Once minced/blended, add the egg and combine. The egg will add richness and will help to bind the mixture. Refrigerate to keep the mixture cool.
Season the loin of venison. Heat the oil in a frying pan and sear the meat on all sides until evenly browned. Take care not to overcook, it must still be rare. Remove and place on cooling rack, the loin will remain within the terrine.
Add all of the the filling ingredients to the farce mixture and mix to combine. Cover and return to the fridge to keep cool.
Preheat the oven to 220 °C.
Grease a terrine mould or loaf tin.
Roll the pastry out to 2-3 mm thick, using the terrine mould (or loaf tin) as a guide to measure the size of all five sides and cut the pastry accordingly. Line the greased terrine mould with the pastry pieces and press the pieces together to join. Be sure to overlap the sides to ensure that the dough can be folded over on top. This will allow for easier coverage, the idea is to completely encase the filling with the pastry.

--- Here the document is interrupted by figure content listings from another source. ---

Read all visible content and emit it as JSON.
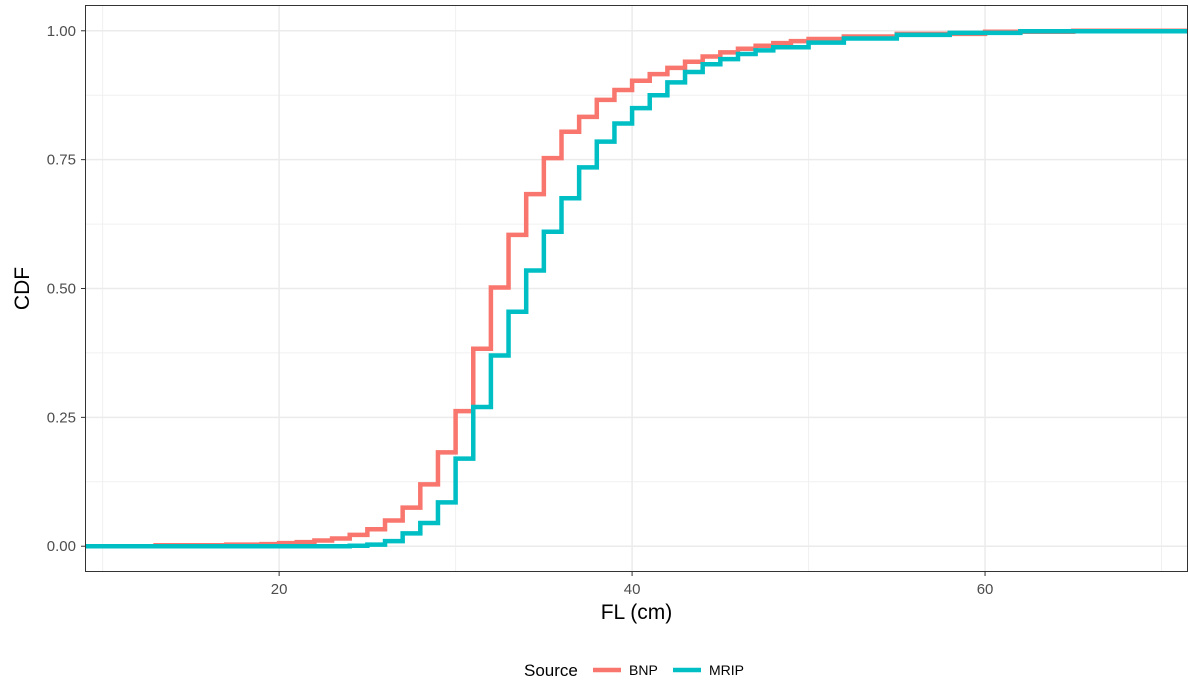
{
  "chart_data": {
    "type": "line",
    "step": true,
    "title": "",
    "xlabel": "FL (cm)",
    "ylabel": "CDF",
    "xlim": [
      9,
      71.5
    ],
    "ylim": [
      -0.05,
      1.05
    ],
    "x_ticks": [
      20,
      40,
      60
    ],
    "y_ticks": [
      0,
      0.25,
      0.5,
      0.75,
      1
    ],
    "y_tick_labels": [
      "0.00",
      "0.25",
      "0.50",
      "0.75",
      "1.00"
    ],
    "grid": true,
    "legend": {
      "title": "Source",
      "position": "bottom"
    },
    "series": [
      {
        "name": "BNP",
        "color": "#F8766D",
        "x": [
          9,
          13,
          17,
          19,
          20,
          21,
          22,
          23,
          24,
          25,
          26,
          27,
          28,
          29,
          30,
          31,
          32,
          33,
          34,
          35,
          36,
          37,
          38,
          39,
          40,
          41,
          42,
          43,
          44,
          45,
          46,
          47,
          48,
          49,
          50,
          52,
          55,
          60,
          65,
          71.5
        ],
        "y": [
          0,
          0.002,
          0.003,
          0.004,
          0.006,
          0.008,
          0.011,
          0.015,
          0.022,
          0.033,
          0.05,
          0.075,
          0.12,
          0.182,
          0.262,
          0.383,
          0.502,
          0.604,
          0.683,
          0.753,
          0.804,
          0.833,
          0.866,
          0.885,
          0.903,
          0.916,
          0.928,
          0.94,
          0.95,
          0.958,
          0.965,
          0.971,
          0.976,
          0.98,
          0.984,
          0.989,
          0.994,
          0.998,
          1.0,
          1.0
        ]
      },
      {
        "name": "MRIP",
        "color": "#00BFC4",
        "x": [
          9,
          22,
          24,
          25,
          26,
          27,
          28,
          29,
          30,
          31,
          32,
          33,
          34,
          35,
          36,
          37,
          38,
          39,
          40,
          41,
          42,
          43,
          44,
          45,
          46,
          47,
          48,
          50,
          52,
          55,
          58,
          62,
          71.5
        ],
        "y": [
          0,
          0.0,
          0.001,
          0.003,
          0.01,
          0.025,
          0.045,
          0.085,
          0.17,
          0.27,
          0.37,
          0.455,
          0.535,
          0.61,
          0.675,
          0.735,
          0.785,
          0.82,
          0.85,
          0.875,
          0.9,
          0.92,
          0.935,
          0.945,
          0.955,
          0.962,
          0.968,
          0.977,
          0.985,
          0.992,
          0.996,
          0.999,
          1.0
        ]
      }
    ]
  }
}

Line the pastry shell with the streaky bacon, ensuring that there is enough overlap for the top layer.
Spoon the farce mixture into the lined mould in a layer of around 4 cm thickness. Place the strip of venison loin down the centre and finish by covering with the remaining farce ensuring that there are no air pockets. Press in firmly, sealing by folding over the overhanging bacon.
Finish by folding over the pastry dough and sealing.
Create two holes in the top of the pastry. Insert a piece of rolled foil in each one to create a chimney to allow the excess steam to escape. Brush the pastry with the egg wash.
Preheat the oven to 220 °C.
Bake the terrine for 15-16 and then reduce the temperature to 180 °C and continue to bake for 25 minutes.
Put the serving plate plate over the terrine mould and upturn to release the terrine. Turn over so that the ‘good’ side of the terrine is at the top. Slice and serve with sherry aspic.